Architecture decisions
The linear pipeline (not hub-and-spoke) reflects the actual dependency chain: you can’t review what hasn’t been generated, and you can’t improve what hasn’t been reviewed. Each agent’s output is the next agent’s input.
Two conditional loops define the quality system: the Reviewer → Improver loop fires for sections below 75%, and the Improver → Polish loop auto-triggers at 80-89 to break through score ceilings. Without the two-tier approach, specs reliably plateau in the mid-80s.
Section-isolated re-scoring prevents score drift — when the Improver rewrites Section 3, the Reviewer carries forward original scores for unchanged sections rather than re-evaluating the entire spec. This eliminates a class of bugs where untouched sections mysteriously change scores between runs.

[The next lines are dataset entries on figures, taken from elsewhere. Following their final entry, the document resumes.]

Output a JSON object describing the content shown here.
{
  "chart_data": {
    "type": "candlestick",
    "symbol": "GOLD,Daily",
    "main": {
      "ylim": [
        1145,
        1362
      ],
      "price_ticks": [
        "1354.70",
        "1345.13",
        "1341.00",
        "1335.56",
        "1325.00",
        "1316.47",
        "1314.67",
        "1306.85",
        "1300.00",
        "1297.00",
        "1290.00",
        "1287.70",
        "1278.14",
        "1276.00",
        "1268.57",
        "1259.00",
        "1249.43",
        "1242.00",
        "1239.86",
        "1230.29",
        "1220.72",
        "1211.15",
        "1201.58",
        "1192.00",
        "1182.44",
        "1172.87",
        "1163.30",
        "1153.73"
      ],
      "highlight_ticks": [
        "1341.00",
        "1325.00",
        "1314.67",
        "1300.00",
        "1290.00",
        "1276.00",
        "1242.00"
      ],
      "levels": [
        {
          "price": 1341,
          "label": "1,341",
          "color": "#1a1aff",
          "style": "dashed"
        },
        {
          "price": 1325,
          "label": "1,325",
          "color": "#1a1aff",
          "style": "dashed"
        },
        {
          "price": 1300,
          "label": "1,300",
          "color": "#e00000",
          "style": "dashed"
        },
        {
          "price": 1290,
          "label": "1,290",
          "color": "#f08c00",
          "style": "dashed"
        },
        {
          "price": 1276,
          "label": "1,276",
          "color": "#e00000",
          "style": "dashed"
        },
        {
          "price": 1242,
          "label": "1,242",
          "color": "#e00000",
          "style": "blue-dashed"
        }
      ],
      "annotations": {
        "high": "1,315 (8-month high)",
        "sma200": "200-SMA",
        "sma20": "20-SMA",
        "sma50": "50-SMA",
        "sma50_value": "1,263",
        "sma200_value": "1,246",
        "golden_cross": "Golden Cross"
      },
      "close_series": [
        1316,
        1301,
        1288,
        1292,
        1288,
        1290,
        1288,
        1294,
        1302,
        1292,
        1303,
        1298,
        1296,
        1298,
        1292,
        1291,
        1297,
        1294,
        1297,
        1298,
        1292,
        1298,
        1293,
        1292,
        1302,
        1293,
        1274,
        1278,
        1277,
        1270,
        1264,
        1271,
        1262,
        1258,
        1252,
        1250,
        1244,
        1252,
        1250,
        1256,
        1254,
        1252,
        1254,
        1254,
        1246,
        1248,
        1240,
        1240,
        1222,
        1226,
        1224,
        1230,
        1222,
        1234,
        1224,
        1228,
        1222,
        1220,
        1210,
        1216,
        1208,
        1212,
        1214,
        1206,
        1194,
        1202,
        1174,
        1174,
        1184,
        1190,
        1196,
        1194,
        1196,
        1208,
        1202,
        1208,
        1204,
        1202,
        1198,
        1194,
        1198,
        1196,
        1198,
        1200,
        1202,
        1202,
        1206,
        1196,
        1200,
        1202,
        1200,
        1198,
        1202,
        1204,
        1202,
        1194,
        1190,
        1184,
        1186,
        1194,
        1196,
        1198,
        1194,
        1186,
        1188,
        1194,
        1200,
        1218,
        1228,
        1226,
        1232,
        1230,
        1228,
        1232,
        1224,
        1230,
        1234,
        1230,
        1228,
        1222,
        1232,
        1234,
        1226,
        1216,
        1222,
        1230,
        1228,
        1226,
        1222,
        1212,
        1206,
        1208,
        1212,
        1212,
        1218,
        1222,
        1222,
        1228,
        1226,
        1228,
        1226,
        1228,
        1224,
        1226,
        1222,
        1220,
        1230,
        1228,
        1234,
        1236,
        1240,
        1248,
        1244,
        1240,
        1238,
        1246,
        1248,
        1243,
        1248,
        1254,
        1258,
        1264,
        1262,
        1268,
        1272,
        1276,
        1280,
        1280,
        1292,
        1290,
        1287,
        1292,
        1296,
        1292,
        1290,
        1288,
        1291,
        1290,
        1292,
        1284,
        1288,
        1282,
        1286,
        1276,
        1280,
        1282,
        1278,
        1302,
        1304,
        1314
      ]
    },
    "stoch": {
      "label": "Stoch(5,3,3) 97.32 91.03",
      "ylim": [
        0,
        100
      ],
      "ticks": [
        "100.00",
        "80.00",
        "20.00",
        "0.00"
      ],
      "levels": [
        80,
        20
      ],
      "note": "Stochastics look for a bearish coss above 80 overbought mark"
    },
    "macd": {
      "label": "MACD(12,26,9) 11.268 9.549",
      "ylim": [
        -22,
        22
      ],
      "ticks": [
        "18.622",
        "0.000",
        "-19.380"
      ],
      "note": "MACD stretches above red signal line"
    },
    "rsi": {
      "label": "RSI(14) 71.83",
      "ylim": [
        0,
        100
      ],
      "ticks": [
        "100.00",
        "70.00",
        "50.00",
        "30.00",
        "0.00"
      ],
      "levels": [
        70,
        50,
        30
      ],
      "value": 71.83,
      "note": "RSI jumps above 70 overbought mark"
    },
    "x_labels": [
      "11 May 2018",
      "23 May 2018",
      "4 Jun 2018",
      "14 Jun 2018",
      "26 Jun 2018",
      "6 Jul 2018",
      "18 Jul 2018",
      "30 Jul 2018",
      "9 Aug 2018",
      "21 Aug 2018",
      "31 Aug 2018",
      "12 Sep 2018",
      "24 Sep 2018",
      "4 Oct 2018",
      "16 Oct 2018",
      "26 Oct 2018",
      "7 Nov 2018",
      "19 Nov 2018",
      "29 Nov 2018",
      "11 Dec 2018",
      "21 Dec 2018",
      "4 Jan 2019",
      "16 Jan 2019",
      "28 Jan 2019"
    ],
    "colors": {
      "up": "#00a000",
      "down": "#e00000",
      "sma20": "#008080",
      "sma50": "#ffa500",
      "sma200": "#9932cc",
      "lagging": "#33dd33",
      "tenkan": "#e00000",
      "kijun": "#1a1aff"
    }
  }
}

The v3 upgrade (Week 11) added PostgreSQL migration for concurrent multi-surface access, a ConnectorInterface abstraction for swapping between local SQLite and Supabase backends, and full governance module integration (cost guardrails, grounding checks, audit trail, prompt governance) running inline during normal pipeline execution.
What I learned
The biggest lesson: you can’t improve what you can’t measure. Building the golden test set and evaluation infrastructure (Week 9) before attempting improvements meant every prompt change had a clear before/after comparison. The ±7-point LLM-as-judge variance means single runs are unreliable — you need multiple runs across the full golden set to trust a comparison.
The Parse → Edit → Reassemble pattern was born from debugging structural corruption. Positional string surgery (find section header, splice in new content) causes downstream section corruption when section lengths change. Parsing the spec into a section dictionary, editing individual entries, and reassembling eliminates the entire class of bugs.